A veces conseguir una risa a destiempo es la clave. Sólo hay que saber el cómo y el cuándo y consigue un efecto casi mágico. Desbloquear al espectador y sacudir la historia.

El ejemplo que me viene a la cabeza es la presentación de Dexter. En dos momentos: cuándo dice “mis padres están muertos. No los he matado yo… En serio.” Y cuando le dice a su primera victima que él no mata a niños porque tiene “sus propios niveles de calidad.”

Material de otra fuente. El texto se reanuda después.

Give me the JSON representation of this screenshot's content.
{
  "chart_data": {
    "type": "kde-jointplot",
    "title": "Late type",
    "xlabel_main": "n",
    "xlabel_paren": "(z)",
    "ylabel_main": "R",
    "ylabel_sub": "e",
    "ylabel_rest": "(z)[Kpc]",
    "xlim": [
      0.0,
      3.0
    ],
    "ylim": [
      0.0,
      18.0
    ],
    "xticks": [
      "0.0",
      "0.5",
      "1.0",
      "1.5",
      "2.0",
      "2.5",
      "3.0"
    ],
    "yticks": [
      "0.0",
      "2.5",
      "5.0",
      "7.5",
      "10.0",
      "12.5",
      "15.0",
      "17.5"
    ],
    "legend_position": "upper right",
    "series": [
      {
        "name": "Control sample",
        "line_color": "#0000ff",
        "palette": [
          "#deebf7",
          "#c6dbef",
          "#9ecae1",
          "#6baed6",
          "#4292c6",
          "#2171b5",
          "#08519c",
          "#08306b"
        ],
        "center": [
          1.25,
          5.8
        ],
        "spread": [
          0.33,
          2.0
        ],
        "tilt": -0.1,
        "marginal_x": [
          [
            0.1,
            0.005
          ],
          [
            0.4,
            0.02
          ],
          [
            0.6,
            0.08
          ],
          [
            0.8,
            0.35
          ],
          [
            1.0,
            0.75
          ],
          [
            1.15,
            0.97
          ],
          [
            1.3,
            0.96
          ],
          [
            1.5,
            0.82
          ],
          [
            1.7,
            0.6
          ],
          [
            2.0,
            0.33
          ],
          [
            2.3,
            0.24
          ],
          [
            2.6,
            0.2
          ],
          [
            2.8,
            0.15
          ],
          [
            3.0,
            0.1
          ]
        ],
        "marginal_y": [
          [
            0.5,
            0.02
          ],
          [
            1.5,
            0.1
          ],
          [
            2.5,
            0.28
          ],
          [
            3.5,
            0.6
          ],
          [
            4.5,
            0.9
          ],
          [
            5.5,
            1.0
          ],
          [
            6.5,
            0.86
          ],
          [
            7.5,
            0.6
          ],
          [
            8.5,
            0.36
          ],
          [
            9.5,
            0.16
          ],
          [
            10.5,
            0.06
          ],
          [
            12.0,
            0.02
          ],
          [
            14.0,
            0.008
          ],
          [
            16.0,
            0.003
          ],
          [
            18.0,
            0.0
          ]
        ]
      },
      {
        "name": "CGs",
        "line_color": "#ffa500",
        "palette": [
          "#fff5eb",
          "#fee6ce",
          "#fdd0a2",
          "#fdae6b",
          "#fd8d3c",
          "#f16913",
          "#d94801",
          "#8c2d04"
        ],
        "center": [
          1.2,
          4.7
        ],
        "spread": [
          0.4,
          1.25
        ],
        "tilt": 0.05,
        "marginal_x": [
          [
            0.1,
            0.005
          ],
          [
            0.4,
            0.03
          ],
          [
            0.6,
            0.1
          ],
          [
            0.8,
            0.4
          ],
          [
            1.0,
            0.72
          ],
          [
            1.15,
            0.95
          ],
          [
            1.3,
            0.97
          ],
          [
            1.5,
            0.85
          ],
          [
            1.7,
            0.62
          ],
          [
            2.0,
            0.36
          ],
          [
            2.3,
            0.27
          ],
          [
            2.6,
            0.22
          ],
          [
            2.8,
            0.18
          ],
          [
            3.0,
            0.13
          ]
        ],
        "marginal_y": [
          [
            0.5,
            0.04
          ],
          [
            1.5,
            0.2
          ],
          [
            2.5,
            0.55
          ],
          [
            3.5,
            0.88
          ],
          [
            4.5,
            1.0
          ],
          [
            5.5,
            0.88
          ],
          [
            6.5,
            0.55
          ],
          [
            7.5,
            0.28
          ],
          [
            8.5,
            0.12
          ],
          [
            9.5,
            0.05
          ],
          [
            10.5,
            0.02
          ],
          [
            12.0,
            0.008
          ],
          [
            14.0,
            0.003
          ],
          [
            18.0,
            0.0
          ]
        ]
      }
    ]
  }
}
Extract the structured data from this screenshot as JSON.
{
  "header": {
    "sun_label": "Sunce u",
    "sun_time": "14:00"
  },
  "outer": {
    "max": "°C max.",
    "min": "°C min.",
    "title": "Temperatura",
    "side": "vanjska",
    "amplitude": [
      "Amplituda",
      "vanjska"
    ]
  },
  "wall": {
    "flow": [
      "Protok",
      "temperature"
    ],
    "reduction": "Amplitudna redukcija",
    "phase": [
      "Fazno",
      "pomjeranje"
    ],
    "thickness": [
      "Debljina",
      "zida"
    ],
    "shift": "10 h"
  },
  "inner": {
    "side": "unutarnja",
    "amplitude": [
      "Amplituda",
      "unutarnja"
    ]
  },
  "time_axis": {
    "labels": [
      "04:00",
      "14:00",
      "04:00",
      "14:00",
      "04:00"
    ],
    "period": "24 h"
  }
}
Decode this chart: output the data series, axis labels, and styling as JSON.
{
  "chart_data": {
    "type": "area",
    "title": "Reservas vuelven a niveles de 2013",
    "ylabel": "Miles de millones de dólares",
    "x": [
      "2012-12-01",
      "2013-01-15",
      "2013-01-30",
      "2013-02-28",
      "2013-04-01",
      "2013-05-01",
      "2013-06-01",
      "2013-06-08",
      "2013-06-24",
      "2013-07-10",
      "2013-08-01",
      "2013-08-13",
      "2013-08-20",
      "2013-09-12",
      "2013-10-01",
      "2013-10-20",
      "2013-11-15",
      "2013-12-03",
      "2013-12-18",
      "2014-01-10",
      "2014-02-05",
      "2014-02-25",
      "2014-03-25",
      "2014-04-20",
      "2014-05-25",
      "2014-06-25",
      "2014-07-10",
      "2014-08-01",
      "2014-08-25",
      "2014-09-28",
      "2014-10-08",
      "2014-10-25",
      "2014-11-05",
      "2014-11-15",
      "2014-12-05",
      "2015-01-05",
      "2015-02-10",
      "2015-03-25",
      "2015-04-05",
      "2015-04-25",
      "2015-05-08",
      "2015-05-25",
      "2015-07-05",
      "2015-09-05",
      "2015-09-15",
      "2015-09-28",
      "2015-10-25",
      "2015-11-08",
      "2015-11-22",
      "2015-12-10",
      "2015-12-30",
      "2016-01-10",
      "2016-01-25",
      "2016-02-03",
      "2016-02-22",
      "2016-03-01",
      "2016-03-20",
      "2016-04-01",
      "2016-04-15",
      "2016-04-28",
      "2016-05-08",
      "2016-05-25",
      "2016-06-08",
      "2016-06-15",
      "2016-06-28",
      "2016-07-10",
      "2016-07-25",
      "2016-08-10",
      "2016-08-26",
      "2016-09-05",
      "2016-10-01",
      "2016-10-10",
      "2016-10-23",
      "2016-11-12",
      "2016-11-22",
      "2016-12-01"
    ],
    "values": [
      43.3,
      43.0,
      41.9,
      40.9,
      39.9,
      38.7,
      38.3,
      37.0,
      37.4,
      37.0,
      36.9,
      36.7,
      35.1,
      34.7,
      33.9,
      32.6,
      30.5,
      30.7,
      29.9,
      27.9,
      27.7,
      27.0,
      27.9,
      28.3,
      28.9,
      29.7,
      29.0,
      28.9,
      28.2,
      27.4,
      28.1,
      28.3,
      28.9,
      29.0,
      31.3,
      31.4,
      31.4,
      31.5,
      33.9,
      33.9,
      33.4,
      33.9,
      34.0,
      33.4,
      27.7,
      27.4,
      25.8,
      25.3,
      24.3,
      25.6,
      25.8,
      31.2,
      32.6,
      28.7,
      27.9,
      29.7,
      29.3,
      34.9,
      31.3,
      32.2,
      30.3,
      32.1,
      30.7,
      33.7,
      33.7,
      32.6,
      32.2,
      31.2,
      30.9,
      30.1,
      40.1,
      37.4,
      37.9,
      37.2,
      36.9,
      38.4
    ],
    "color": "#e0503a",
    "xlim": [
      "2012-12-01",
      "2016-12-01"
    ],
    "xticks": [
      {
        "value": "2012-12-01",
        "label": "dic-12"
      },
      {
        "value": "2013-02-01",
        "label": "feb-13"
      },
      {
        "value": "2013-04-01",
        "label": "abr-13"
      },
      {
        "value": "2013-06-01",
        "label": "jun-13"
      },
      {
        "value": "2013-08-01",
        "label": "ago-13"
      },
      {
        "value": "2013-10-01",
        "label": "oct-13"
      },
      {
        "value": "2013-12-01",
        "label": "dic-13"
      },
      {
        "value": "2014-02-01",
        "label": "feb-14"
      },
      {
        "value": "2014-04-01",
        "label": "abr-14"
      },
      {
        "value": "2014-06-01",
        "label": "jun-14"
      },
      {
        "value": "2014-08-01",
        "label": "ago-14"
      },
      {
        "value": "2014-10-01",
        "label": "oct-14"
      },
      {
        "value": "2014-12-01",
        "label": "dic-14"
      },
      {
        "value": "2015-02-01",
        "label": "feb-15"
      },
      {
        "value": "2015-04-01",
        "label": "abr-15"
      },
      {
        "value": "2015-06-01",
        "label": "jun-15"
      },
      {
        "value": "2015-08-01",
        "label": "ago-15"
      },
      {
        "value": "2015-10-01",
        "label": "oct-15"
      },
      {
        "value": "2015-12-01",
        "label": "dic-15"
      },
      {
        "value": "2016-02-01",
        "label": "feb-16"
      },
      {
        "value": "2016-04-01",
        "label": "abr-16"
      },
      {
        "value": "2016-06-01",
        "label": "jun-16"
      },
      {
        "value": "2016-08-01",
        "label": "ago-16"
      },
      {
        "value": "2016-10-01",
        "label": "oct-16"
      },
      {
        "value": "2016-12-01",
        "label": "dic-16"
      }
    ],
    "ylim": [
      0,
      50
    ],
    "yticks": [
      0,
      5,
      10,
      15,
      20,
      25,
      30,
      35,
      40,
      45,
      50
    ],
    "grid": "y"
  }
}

Un asesino en tono de comedia
Un asesino en tono de comedia

Con solo ese par de destellos el espectador se da cuenta de que no está ante una serie en la que un asesino psicópata (solamente) va buscando a otros asesinos para matarlos. También sabe que ese asesino psicópata le puede hacer reír y puede, incluso, caerle simpático.

Y se consigue.

Otro ejemplo es Terminator. La primera. El androide asesino encarnado por Schwarzenegger se está operando un ojo en un lavabo sucio. Como espectadores estamos flipando con todas las cosas que es capaz de hacer esta máquina de matar. Pero estamos un poco bloqueados en esta sensación de pánico, de ansia, de congelación. Y entonces el robot se mira en el espejo… ¡¡y se pone guapo!!

justo antes de ponerse guapete

Y claro, nos entra un poco la risa, nos desbloquea. Nos sentimos más identificados. Nos gusta más la historia. De eso se trataba, ¿no?